L’HISTOIRE. Biens de famille et sociétés ne font pas toujours bon ménage : qu’on en juge ! Loïc mettait en valeur, depuis de nombreuses années, des parcelles de polyculture que lui louait Jacques, son oncle. Elles étaient de très bonne qualité et lui offraient une vue magnifique sur la Manche. Il se délectait chaque jour de l’idée de les exploiter jusqu’à l’heure de sa retraite. Mais après plusieurs années, son oncle avait délivré congé à Loïc, en vue d’installer sa fille, Clémence, dans le cadre d’une EARL familiale. Mécontent, Loïc avait contesté la validité du congé devant le tribunal paritaire des baux ruraux. L’EARL, bénéficiaire de la mise à disposition des biens loués, n’avait pas demandé une autorisation d’exploiter.

LE CONTENTIEUX. Pour son bailleur, une telle autorisation n’était pas nécessaire. La société était familiale, exclusivement constituée entre lui et sa fille. Par ailleurs, cette dernière, puisque les biens étaient des biens de famille, aurait pu bénéficier du régime dérogatoire et simplifié de la déclaration préalable, si elle avait envisagé de les exploiter à titre personnel. La question était de savoir si la société familiale devait justifier d’une autorisation, alors que la reprise, qui portait sur des biens de famille, était soumise au régime dérogatoire de la simple déclaration, du ressort de la fille de Jacques.

Sur la base de l’article L. 411-58 du code rural, Loïc avait invoqué un argument juridique qui paraissait imparable. Cet article précise que lorsque les terres sont destinées à être exploitées dès leur reprise dans le cadre d’une société, et si l’opération est soumise à autorisation, celle-ci doit être obtenue par la société.
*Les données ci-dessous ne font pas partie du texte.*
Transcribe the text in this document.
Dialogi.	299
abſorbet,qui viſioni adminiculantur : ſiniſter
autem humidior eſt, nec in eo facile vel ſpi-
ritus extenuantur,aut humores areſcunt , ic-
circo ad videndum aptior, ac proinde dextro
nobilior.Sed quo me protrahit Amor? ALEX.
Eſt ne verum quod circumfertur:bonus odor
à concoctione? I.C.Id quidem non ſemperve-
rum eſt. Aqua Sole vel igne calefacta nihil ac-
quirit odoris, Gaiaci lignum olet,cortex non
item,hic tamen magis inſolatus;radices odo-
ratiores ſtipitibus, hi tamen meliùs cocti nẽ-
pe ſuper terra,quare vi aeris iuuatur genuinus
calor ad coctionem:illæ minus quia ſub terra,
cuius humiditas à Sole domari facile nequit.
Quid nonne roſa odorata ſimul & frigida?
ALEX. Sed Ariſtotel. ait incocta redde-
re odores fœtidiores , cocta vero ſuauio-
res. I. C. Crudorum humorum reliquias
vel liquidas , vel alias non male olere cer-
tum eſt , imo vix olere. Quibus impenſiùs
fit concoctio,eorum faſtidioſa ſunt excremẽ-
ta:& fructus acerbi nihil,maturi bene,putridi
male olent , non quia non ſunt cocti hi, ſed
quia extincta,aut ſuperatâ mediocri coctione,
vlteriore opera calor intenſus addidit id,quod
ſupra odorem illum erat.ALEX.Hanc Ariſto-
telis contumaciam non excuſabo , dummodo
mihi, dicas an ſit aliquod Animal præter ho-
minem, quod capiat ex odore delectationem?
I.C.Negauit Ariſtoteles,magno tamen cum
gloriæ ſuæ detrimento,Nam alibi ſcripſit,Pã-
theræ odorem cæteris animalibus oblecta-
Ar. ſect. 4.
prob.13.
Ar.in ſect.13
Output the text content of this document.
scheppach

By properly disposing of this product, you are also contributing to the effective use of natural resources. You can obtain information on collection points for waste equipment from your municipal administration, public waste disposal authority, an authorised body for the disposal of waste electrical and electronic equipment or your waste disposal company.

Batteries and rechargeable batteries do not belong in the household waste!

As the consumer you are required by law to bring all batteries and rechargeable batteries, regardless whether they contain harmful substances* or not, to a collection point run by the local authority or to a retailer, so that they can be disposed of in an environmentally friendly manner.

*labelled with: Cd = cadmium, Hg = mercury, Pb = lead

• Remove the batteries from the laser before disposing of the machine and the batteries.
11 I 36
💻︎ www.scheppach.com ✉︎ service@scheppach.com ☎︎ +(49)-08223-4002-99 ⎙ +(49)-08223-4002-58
Par ailleurs, la jurisprudence avait confirmé qu’une reprise portant sur des biens de famille ne dispensait pas la société de se soumettre à la réglementation sur le contrôle des structures.

En l’espèce, les juges de la cour d’appel ont maintenu la même ligne. L’article L. 331-2-II du code rural, instituant un régime simplifié de déclaration préalable au bénéfice des biens dits « de famille », ne prévoit pas de dérogation à l’article L. 411-58 du même code. Il n’y a alors pas lieu d’exclure les sociétés à caractère familial de l’obligation, prescrite par ce texte, d’obtenir une autorisation d’exploiter.

Le congé délivré par Jacques a donc été annulé, faute pour l’EARL de justifier d’une autorisation. La Cour de cassation a ensuite confirmé cette position en rejetant le pourvoi de Jacques.

L’ÉPILOGUE. Loïc pourra rester en place et bénéficier du renouvellement de son bail, à moins que l’EARL de Jacques et Clémence sollicite et obtienne une autorisation d’exploiter.